Perdu dans ses réflexions, Donnie ne réagit pas aux paroles que Marianne venait de prononcer. Quand il réalisa qu’elle s’était adressée à lui, il s’empressa de ramener son attention sur elle.

- Qu’est-ce que tu as dit ?

- June... Il me semble qu’elle commence à s’agiter.

Le regard de Donnie glissa jusqu’à April et l’observa attentivement. Effectivement, ses paupières remuaient un peu, de même que sa mâchoire. Il prit son poignet entre ses doigts et vérifia son pouls, qui était en train de prendre un rythme plus rapide. Soudain, ses yeux s’ouvrirent en grand.

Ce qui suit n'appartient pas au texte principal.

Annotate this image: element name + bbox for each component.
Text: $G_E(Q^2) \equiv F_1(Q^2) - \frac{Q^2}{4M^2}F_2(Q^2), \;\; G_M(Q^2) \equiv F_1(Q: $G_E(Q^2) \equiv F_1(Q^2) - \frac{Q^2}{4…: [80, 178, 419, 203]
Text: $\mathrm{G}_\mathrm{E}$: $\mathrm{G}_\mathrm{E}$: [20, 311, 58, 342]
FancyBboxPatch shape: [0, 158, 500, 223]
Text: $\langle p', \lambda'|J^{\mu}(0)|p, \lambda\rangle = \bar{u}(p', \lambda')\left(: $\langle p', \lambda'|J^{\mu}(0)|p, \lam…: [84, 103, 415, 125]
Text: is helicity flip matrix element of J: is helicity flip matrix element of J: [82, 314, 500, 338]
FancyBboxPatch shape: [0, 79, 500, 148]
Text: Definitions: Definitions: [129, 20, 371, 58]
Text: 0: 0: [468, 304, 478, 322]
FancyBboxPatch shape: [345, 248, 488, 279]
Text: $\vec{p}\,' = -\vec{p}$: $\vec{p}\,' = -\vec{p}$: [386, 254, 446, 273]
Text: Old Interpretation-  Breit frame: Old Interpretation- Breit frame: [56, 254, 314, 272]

Elle se redressa en poussant un hurlement de panique, avec une telle virulence qu’elle manqua de basculer vers l’avant, emportée par son élan. Donnie la saisit par les épaules pour la cramponner, et Marianne aurait voulu s’agenouiller face à elle, mais sa jambe cassée le lui interdisait.

- Calme-toi, chuchota Donatello avec sa douceur habituelle. Tout va bien, tu es dans mon laboratoire. Il ne va rien t’arriver.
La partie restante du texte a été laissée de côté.